Nebraska v Baylor Photo by Tom Pennington/Getty Images

Watching college basketball in recent history can be a lesson in frustration. Officials call some transgressions fouls, but not others. They can go minutes of play without calling a single foul, then suddenly call five in a row. There’s an astonishing lack of consistency.

Why?

Corn Nation’s top-notch award-winning team has found some answers.

Ted Glastine, a Big Ten basketball official, admitted to CornNation this past week that sometimes he doesn’t pay much attention to the first half of the Big Ten basketball games he’s officiating.

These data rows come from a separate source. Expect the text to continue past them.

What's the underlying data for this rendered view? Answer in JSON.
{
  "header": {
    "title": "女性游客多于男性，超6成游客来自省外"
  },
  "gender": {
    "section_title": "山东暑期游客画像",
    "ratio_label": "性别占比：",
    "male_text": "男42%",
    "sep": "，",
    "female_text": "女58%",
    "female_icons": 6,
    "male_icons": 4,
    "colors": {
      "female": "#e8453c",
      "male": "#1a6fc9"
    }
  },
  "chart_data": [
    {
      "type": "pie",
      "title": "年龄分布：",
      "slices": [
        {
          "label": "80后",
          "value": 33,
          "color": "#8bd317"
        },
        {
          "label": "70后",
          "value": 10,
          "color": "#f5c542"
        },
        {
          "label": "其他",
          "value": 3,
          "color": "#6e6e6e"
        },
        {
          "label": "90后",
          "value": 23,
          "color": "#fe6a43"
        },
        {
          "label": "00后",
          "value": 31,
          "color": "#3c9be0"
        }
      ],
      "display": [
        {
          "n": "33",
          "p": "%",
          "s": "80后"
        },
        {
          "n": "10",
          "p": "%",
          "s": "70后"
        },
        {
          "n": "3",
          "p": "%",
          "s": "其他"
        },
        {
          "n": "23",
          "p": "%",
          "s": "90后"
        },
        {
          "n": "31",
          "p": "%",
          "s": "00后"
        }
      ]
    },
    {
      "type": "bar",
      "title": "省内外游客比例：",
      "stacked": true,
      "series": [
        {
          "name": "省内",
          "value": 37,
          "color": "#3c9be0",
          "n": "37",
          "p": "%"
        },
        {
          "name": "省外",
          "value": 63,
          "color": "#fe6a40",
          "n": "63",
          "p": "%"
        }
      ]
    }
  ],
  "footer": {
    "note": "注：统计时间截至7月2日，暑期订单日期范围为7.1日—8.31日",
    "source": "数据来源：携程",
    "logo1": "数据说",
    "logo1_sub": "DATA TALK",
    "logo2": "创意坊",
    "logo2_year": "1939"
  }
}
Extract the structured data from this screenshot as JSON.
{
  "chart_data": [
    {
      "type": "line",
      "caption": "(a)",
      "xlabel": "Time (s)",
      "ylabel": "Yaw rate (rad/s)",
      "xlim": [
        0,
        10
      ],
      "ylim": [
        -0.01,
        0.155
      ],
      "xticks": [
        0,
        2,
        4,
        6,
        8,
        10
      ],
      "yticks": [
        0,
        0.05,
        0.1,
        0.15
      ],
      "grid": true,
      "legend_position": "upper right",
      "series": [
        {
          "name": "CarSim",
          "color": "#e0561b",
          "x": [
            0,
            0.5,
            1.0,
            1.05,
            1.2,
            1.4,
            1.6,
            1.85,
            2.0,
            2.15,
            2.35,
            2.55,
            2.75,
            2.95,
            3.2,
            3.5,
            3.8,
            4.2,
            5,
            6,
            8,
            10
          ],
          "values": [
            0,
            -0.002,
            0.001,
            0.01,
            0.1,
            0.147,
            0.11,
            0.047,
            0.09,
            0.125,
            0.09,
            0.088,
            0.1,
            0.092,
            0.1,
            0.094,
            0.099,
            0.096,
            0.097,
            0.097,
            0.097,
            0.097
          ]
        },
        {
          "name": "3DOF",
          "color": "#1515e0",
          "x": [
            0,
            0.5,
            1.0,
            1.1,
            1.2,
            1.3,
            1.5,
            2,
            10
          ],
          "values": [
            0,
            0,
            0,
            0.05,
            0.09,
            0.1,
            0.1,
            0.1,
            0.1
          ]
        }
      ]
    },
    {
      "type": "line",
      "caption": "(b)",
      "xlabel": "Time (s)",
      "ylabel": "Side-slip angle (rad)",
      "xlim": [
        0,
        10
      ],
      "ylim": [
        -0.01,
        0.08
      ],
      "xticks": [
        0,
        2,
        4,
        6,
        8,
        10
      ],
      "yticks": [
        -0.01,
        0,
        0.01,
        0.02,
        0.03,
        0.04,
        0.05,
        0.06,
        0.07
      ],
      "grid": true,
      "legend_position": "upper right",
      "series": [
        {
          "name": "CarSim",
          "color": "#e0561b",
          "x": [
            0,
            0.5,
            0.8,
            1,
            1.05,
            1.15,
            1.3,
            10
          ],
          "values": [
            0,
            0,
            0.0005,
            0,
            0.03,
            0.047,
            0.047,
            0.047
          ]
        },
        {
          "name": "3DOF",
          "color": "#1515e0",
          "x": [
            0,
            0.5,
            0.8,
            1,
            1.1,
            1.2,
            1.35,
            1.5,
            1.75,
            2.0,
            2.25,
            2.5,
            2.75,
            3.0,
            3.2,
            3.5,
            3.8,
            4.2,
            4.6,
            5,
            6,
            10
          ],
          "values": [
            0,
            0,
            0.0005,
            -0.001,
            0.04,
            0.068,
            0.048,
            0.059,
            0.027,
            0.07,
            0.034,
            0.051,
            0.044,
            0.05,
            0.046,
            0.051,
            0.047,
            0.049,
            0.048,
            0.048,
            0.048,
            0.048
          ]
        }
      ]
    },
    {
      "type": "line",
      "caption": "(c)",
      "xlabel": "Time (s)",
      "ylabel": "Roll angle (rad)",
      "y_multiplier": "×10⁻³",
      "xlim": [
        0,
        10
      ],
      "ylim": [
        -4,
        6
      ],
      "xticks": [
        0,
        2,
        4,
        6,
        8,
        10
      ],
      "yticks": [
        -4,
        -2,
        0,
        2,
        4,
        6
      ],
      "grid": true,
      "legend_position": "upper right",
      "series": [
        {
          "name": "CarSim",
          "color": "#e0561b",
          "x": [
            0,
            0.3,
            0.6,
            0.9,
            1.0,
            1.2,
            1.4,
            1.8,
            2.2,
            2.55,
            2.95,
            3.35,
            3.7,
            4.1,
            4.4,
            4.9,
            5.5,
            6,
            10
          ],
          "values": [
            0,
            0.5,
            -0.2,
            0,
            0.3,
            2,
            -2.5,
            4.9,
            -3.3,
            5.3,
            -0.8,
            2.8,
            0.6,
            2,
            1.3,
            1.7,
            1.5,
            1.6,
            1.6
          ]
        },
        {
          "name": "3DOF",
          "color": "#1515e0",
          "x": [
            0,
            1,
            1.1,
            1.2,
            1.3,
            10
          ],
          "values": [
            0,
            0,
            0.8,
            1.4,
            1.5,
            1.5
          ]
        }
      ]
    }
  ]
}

Glastine says he knows he’s supposed to be calling fouls or watching for the ball to go out of bounds, but, “It gets to be monotonous this time of year. I mean, what are there, sixty gazillion basketball games that have been played by the time March rolls around? You can’t seriously expect us to pay attention to every single minute of every single game. I bet you’re not paying attention to your work every single moment, Mr. Guy who spends eight hours a day on Reddit.”

CN asked Glastine what he is thinking about when he is supposed to be officiating.

“Probably the same thing anyone else is thinking about. Sex. A hot ham and cheese sandwich. Why the hell they put the Big Ten tournament in Manhattan this year. If two mind readers read each other’s minds, who’s mind are they reading? That sort of thing.”

Glastine went on to explain why there are bursts of foul calls during most basketball games.

“I have a timer set on my phone, and I keep my phone on vibrate. When it goes off, it reminds me that I need to start calling fouls, so it looks like I’m paying attention. Sometimes I feel it, and sometimes I don’t. That’s why it looks so sporadic, but there’s an actual science to it.”

That settles the question of why foul calling is so inconsistent. Glastine was forthcoming on how officials determine whether a foul is a charge or a block. It isn’t about the rulebook. It’s all about judgment.

“Look, you’re asking an older human being with the reaction time of a sloth to make a split-second decision on whether one young man was in perfect position while another quick, agile young man runs into him. You realize how stupid it is to think we’d get that right more than 50% of the time? We’re just looking for some balance on those fouls, maybe tilted a little bit in favor of the home team.”

Balance? Really?

Glastine laughed.

“Unless it’s YOUR home team. Then you’re screwed.”